Not that their lives were incompatible—they were, completely—but that she deserved so much better than what he could offer.

She deserved someone who could give her the stability she'd built her life around, not a broken operator who lived mission to mission with no real home, no real future beyond the next target.

After Charleston, she'd go back to her world.

Write reports about the conspiracy, probably get commended for her work, maybe transferred to a better position.

She'd find someone worthy of her—someone safe, stable, who'd appreciate her mind and her courage without asking her to duck bullets or learn combat techniques.

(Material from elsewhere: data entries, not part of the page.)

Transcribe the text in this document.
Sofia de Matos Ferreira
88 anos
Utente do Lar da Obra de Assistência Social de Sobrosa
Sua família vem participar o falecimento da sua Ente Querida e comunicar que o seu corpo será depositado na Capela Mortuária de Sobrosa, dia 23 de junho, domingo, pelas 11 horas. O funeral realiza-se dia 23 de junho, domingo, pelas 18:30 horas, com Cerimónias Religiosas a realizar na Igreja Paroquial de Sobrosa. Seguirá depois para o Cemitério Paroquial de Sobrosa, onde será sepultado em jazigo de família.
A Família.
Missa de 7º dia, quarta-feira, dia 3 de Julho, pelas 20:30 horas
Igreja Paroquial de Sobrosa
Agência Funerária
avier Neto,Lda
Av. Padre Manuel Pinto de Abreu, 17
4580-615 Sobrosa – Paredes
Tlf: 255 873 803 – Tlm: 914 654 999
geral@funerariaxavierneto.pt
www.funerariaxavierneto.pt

And Griff would go back to his world—the shadows, the missions, the endless cycle of hunting bad guys until one of them finally got lucky.

It was the only life he knew, the only one he was good at.

Tank had been trying to find something better when he died.

Griff wasn't naive enough to think he'd be more successful.

"We should get some rest," he said, standing abruptly. "Long drive tomorrow."

"Right. Thank you. For teaching me, I mean. I know it wasn't easy."

"You're tougher than you think."

"I hope so. I have a feeling Charleston is going to test that theory."

As they headed upstairs, Doc appeared with a travel bag and car keys. "Your chariot awaits," she announced. "Clean vehicle, untraceable to any of us. GPS disabled, communications encrypted. I've taken the liberty of packing supplies you'll need."

"What kind of supplies?" Sarah asked.

"The useful kind. Weapons, medical equipment, cash, documentation. Everything one needs for a proper road trip." Doc's smile was sharp.

Griff pocketed the keys, studying the woman who'd rescued them with a food truck and enough firepower to outfit a small army. "Remind me never to get on your bad side."

"Wise policy. Now, off with you both. Get some sleep. Tomorrow, we change the world."

As they climbed the stairs to their respective rooms, Sarah paused at her doorway. "Griff?"

"Yeah?"

"After Charleston... after this is over..." She hesitated, then shook her head. "Never mind. Good night."

"Good night, Sarah."

He watched her disappear into her room, wondering what she'd been about to say. Probably something about staying in touch, about friendship forged in crisis. The kind of thing people said when they were trying to be polite about inevitable goodbyes.

In his own room, Griff lay on Doc's expensive sheets, working out the kinks in his shoulder and stared at the ceiling. Somewhere in the space between sleeping and waking, Griff admitted the truth he'd been avoiding. He was falling for her. Hard. Completely. Hopelessly.

Which made keeping her safe even more important. She had a life to return to, a future to build. His job was to make sure she lived to see it.

Even if that future didn't include him.